Listening to your presentation, though, I realize that there are several separate innovations wrapped up in one, and each of them is represents a different set of R&D challenges from the classroom point of view. The ones on my mind this morning are:
1. The Bayesian Knowledge tracing-- this is interesting, and one of the first positive uses of Big Data that I've seen. But right now I see it primarily as a way to throw up more hypotheses to be tested (or observations to be pondered)-- the "learning patterns" that your example provided would be all to easy to take too seriously. So a cool thing would be to generate several of these, in well-characterized situations, and then attack them with other methods, to understand what's accidental and what might relate to specific mechanisms, so that they don't get fossilized too quickly into official Misconceptions. One thing I was wondering was, what is the "switch" that happens when, in one pattern, the students are making little forward progress, and then take off. What happened?

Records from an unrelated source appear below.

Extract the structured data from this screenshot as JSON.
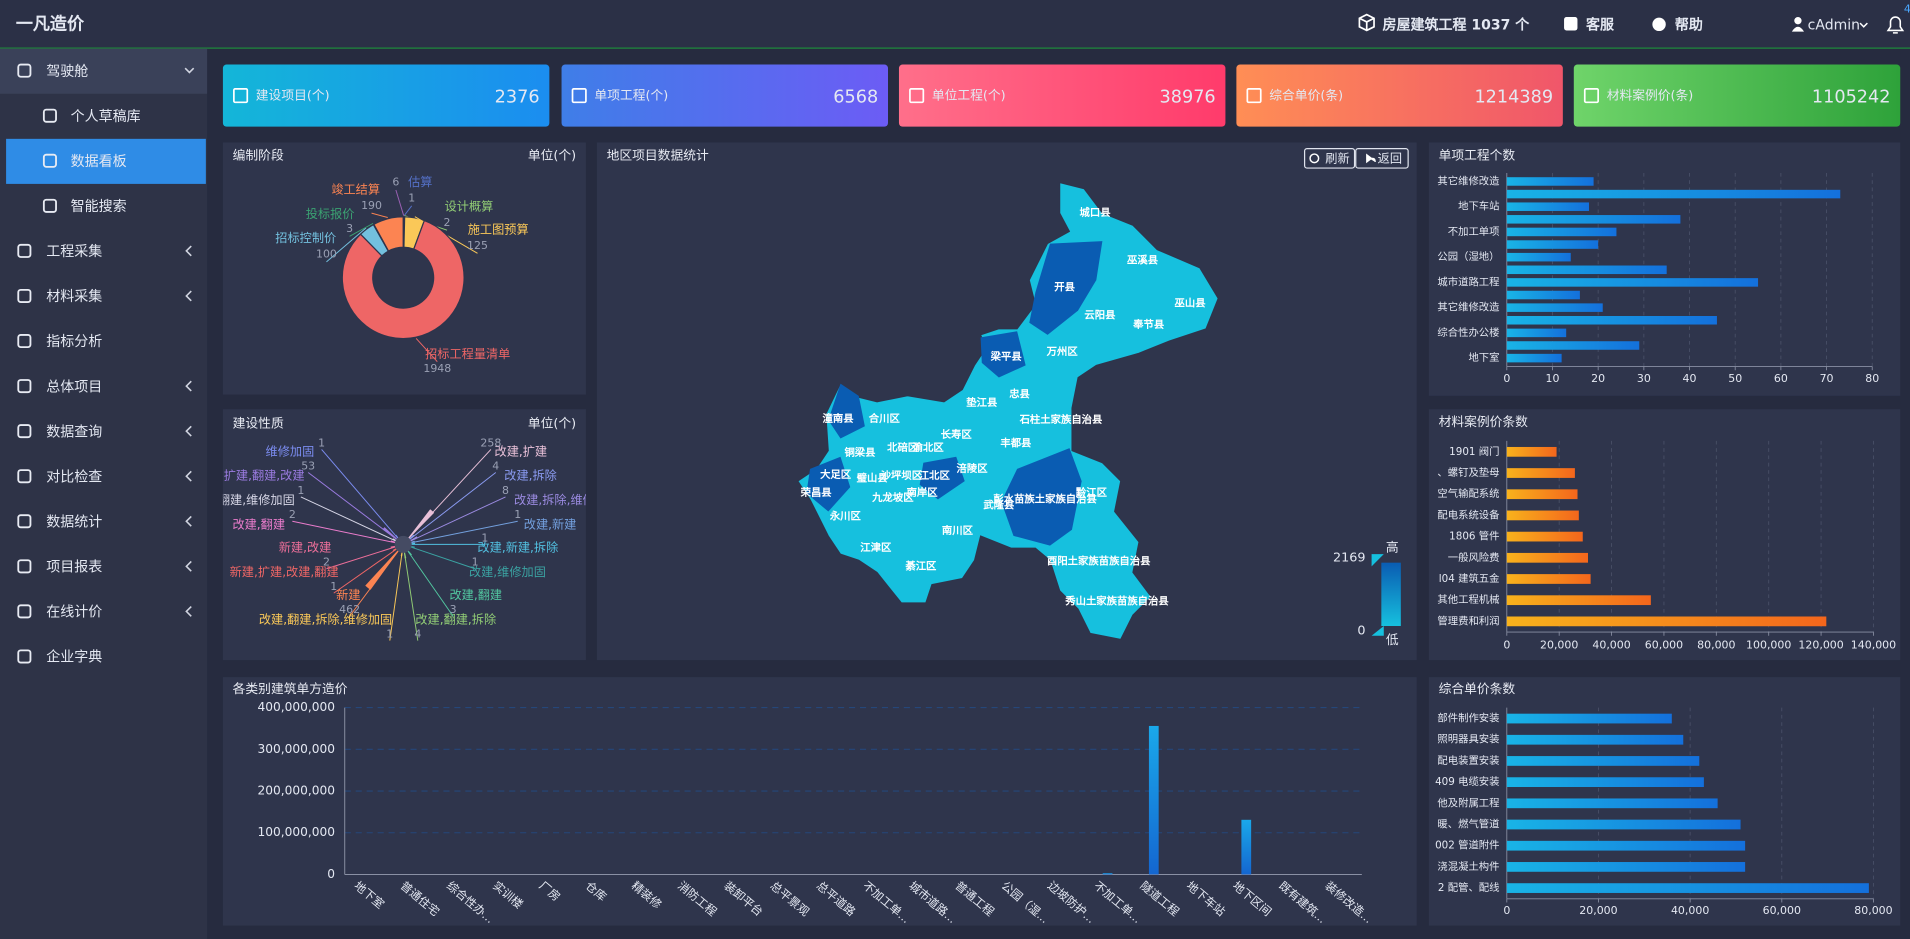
{
  "header": {
    "title": "一凡造价",
    "project_count": "房屋建筑工程 1037 个",
    "service": "客服",
    "help": "帮助",
    "user": "cAdmin",
    "notification_count": 4
  },
  "sidebar": {
    "items": [
      {
        "label": "驾驶舱",
        "submenu": true,
        "open": true
      },
      {
        "label": "个人草稿库",
        "child": true
      },
      {
        "label": "数据看板",
        "child": true,
        "active": true
      },
      {
        "label": "智能搜索",
        "child": true
      },
      {
        "label": "工程采集",
        "submenu": true
      },
      {
        "label": "材料采集",
        "submenu": true
      },
      {
        "label": "指标分析"
      },
      {
        "label": "总体项目",
        "submenu": true
      },
      {
        "label": "数据查询",
        "submenu": true
      },
      {
        "label": "对比检查",
        "submenu": true
      },
      {
        "label": "数据统计",
        "submenu": true
      },
      {
        "label": "项目报表",
        "submenu": true
      },
      {
        "label": "在线计价",
        "submenu": true
      },
      {
        "label": "企业字典"
      }
    ]
  },
  "cards": [
    {
      "label": "建设项目(个)",
      "value": 2376,
      "colors": [
        "#14b6d8",
        "#1b8df0"
      ]
    },
    {
      "label": "单项工程(个)",
      "value": 6568,
      "colors": [
        "#3f7ee8",
        "#6c5cf5"
      ]
    },
    {
      "label": "单位工程(个)",
      "value": 38976,
      "colors": [
        "#ff6f8a",
        "#ff3b6b"
      ]
    },
    {
      "label": "综合单价(条)",
      "value": 1214389,
      "colors": [
        "#ff8e55",
        "#f0566a"
      ]
    },
    {
      "label": "材料案例价(条)",
      "value": 1105242,
      "colors": [
        "#6fd46a",
        "#2ea23a"
      ]
    }
  ],
  "chart_data": [
    {
      "type": "pie",
      "title": "编制阶段",
      "unit": "单位(个)",
      "categories": [
        null,
        "估算",
        "设计概算",
        "施工图预算",
        "招标工程量清单",
        "招标控制价",
        "投标报价",
        "竣工结算"
      ],
      "values": [
        6,
        1,
        2,
        125,
        1948,
        100,
        3,
        190
      ],
      "colors": [
        "#9a60b4",
        "#5470c6",
        "#91cc75",
        "#fac858",
        "#ee6666",
        "#73c0de",
        "#3ba272",
        "#fc8452"
      ]
    },
    {
      "type": "rose",
      "title": "建设性质",
      "unit": "单位(个)",
      "categories": [
        "维修加固",
        "扩建,翻建,改建",
        "翻建,维修加固",
        "改建,翻建",
        "新建,改建",
        "新建,扩建,改建,翻建",
        "新建",
        "改建,翻建,拆除,维修加固",
        "改建,翻建,拆除",
        "改建,翻建",
        "改建,维修加固",
        "改建,新建,拆除",
        "改建,新建",
        "改建,拆除,维修加固",
        "改建,拆除",
        "改建,扩建"
      ],
      "values": [
        1,
        53,
        1,
        2,
        2,
        1,
        462,
        1,
        4,
        3,
        1,
        1,
        1,
        8,
        4,
        258
      ],
      "colors": [
        "#7b8cf0",
        "#9a7be0",
        "#d6d6e6",
        "#ea7ccc",
        "#ee6f9a",
        "#ee6666",
        "#fc8452",
        "#fac858",
        "#91cc75",
        "#52c7a0",
        "#3ba2a2",
        "#52c0e0",
        "#73a0de",
        "#9a8ae0",
        "#8a9af0",
        "#e8c0d8"
      ]
    },
    {
      "type": "map",
      "title": "地区项目数据统计",
      "buttons": [
        "刷新",
        "返回"
      ],
      "regions": [
        "城口县",
        "巫溪县",
        "开县",
        "巫山县",
        "云阳县",
        "奉节县",
        "万州区",
        "梁平县",
        "忠县",
        "垫江县",
        "石柱土家族自治县",
        "潼南县",
        "合川区",
        "铜梁县",
        "北碚区",
        "渝北区",
        "长寿区",
        "丰都县",
        "大足区",
        "璧山县",
        "沙坪坝区",
        "江北区",
        "荣昌县",
        "九龙坡区",
        "南岸区",
        "涪陵区",
        "武隆县",
        "彭水苗族土家族自治县",
        "黔江区",
        "永川区",
        "江津区",
        "南川区",
        "綦江区",
        "酉阳土家族苗族自治县",
        "秀山土家族苗族自治县"
      ],
      "visual_map": {
        "max": 2169,
        "min": 0,
        "high": "高",
        "low": "低",
        "colors": [
          "#16c0de",
          "#0a5cb2"
        ]
      }
    },
    {
      "type": "hbar",
      "title": "单项工程个数",
      "categories": [
        "其它维修改造",
        null,
        "地下车站",
        null,
        "不加工单项",
        null,
        "公园（湿地）",
        null,
        "城市道路工程",
        null,
        "其它维修改造",
        null,
        "综合性办公楼",
        null,
        "地下室"
      ],
      "values": [
        19,
        73,
        18,
        38,
        24,
        20,
        14,
        35,
        55,
        16,
        21,
        46,
        13,
        29,
        12
      ],
      "xlim": [
        0,
        80
      ],
      "xticks": [
        0,
        10,
        20,
        30,
        40,
        50,
        60,
        70,
        80
      ],
      "colors": [
        "#19b4e6",
        "#1470dc"
      ]
    },
    {
      "type": "hbar",
      "title": "材料案例价条数",
      "categories": [
        "1901 阀门",
        "、螺钉及垫母",
        "空气输配系统",
        "配电系统设备",
        "1806 管件",
        "一般风险费",
        "l04 建筑五金",
        "其他工程机械",
        "管理费和利润"
      ],
      "values": [
        19000,
        26000,
        27000,
        27500,
        29000,
        31000,
        32000,
        55000,
        122000
      ],
      "xlim": [
        0,
        140000
      ],
      "xticks": [
        0,
        {
          "value": 20000,
          "label": "20,000"
        },
        {
          "value": 40000,
          "label": "40,000"
        },
        {
          "value": 60000,
          "label": "60,000"
        },
        {
          "value": 80000,
          "label": "80,000"
        },
        {
          "value": 100000,
          "label": "100,000"
        },
        {
          "value": 120000,
          "label": "120,000"
        },
        {
          "value": 140000,
          "label": "140,000"
        }
      ],
      "colors": [
        "#f8b21c",
        "#f4661c"
      ]
    },
    {
      "type": "hbar",
      "title": "综合单价条数",
      "categories": [
        "部件制作安装",
        "照明器具安装",
        "配电装置安装",
        "409 电缆安装",
        "他及附属工程",
        "暖、燃气管道",
        "002 管道附件",
        "浇混凝土构件",
        "2 配管、配线"
      ],
      "values": [
        36000,
        38500,
        42000,
        43000,
        46000,
        51000,
        52000,
        52000,
        79000
      ],
      "xlim": [
        0,
        80000
      ],
      "xticks": [
        0,
        {
          "value": 20000,
          "label": "20,000"
        },
        {
          "value": 40000,
          "label": "40,000"
        },
        {
          "value": 60000,
          "label": "60,000"
        },
        {
          "value": 80000,
          "label": "80,000"
        }
      ],
      "colors": [
        "#19b4e6",
        "#1470dc"
      ]
    },
    {
      "type": "bar",
      "title": "各类别建筑单方造价",
      "categories": [
        "地下室",
        "普通住宅",
        "综合性办...",
        "实训楼",
        "厂房",
        "仓库",
        "精装修",
        "消防工程",
        "装卸平台",
        "总平景观",
        "总平道路",
        "不加工单...",
        "城市道路...",
        "普通工程",
        "公园（湿...",
        "边坡防护...",
        "不加工单...",
        "隧道工程",
        "地下车站",
        "地下区间",
        "既有建筑...",
        "装修改造..."
      ],
      "values": [
        0,
        0,
        0,
        0,
        0,
        0,
        0,
        0,
        0,
        0,
        0,
        0,
        0,
        0,
        0,
        0,
        3000000,
        356000000,
        0,
        131000000,
        0,
        0
      ],
      "ylim": [
        0,
        400000000
      ],
      "yticks": [
        0,
        {
          "value": 100000000,
          "label": "100,000,000"
        },
        {
          "value": 200000000,
          "label": "200,000,000"
        },
        {
          "value": 300000000,
          "label": "300,000,000"
        },
        {
          "value": 400000000,
          "label": "400,000,000"
        }
      ],
      "grid": true,
      "colors": [
        "#1aa8ea",
        "#1466d0"
      ]
    }
  ]
}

2. The Problem Space reasoning-- I am really intrigued by this, and I'd love to hear more about it. This seems like a big challenge for teachers to learn, as a way of thinking, and then as something to use/support in teaching. Your collaborating teachers should be analyzed as case studies!

3. Deeply digital I really like the way you've identified barriers and addressed them (at least to a first approximation), and I would think that this "barrier theory" (reminds me of the old paper on "critical barriers phenomenon" from the ND study group, by Hawkins, Morrison and someone else) could be a really interesting research area in itself, related to teacher knowledge and practice.
Hurray for inquiry!
- brian

Learning Patterns

posted by: Robert Tinker on 11/5/2015 4:57 pm

First let me thank all the participants in my webinar. I compressed a lot into a short time and I look forward to expanding these ideas together. Please feel free to comment and ask questions.

There was interest in the learning patterns that emerged from the BKT analysis and I was asked to describe the categories. Not having them at my fingertips, I sort of punted during the webinar. I want to correct the record. Here are the categories that we observed as reported in nt-learning

A1 Steady and fast mastery of the challenge where scores start low but then quickly become near perfect.
A2 Steady but slower mastery of the challenge taking significantly more trials to move from low scores to high scores.
B Slow mastery of the challenge after receiving low scores for some time and then changing to high scores with relatively large fluctuations during the change.
C Fast mastery of the challenge from medium to high scores with relatively small fluctuations.
D Re-mastery of the challenge with relatively large score fluctuations.
E1 Near perfect scores, indicating high degree of prior knowledge about the challenge.
E2 Perfect scores, indicating students mastered the knowledge prior to the challenge.

BKT did not distinguish A1 from A2 nor E1 from E2--these were seen in the structured analysis of long screencasts. But the five categories A through E emerged from both the BKT statistics and the analysis of video--giving us confidence that the statistics was seeing something real.

As Brian suggests, these categories should not be over-generalized. We need to determine how stable the are for different students and games. Patterns D and E have been observed in at least two other studies. They are probably quide common: kids zoom through (E) or they struggle (D). Patterns B and C are what we hope for--a good match between students and instruction as seen by a slow start and then acceleration, indicating that they figured it out. (A) is an alternative pattern that seems to show learning, too. We can only hope that further studies will tell us which of these are stable, which depend heavily on the particular context, and whether there are other common patterns.

Problem Space Reasoning

posted by: Robert Tinker on 11/5/2015 5:24 pm

Brian wanted to know more about our measure of PSR. We have an internal, non-reviewed, technical report on this that I will be glad to share with any professional that requests it: write me directly at I cannot post it because it contains information on the schools and the actual test.

Here is the executive summary from that report.

The InquirySpace project has identified and theoretically characterized Parameter Space Reasoning (PSR) as the type of cognition necessary for students to successfully engage in inquiry-based experimentation. PSR is associated with planning experiments, operationalizing a set of parameters, navigating the parameter space through multiple experimental runs, identifying patterns in parameter space plots, and reflecting on sources of error.
This theorization of the PSR construct was used to develop the PSR test. In this document, the construct validity of the PSR test was examined using the Rasch-Partial Credit Model which assumes single dimensionality among the items in the PSR test. The Rasch-PCM analysis results indicate that
(1) the PSR test was highly reliable,
(2) scoring rubrics reflected students' performance levels
predicted by the underlying PSR construct, and
(3) items in the PSR test were considered forming a uni-dimensional construct.
Instructional sensitivity of the items on the PSR test was also examined. Students improved the most on the items addressing the experimentation context identical to the IS curriculum activities. The student improvement became less and less prominent as the item context was farther and farther
removed from the IS curriculum contexts.The impact of the IS intervention on students' learning of PSR was compared across three teachers. The results indicated variations among three teachers in terms of how much students were impacted by the IS curriculum...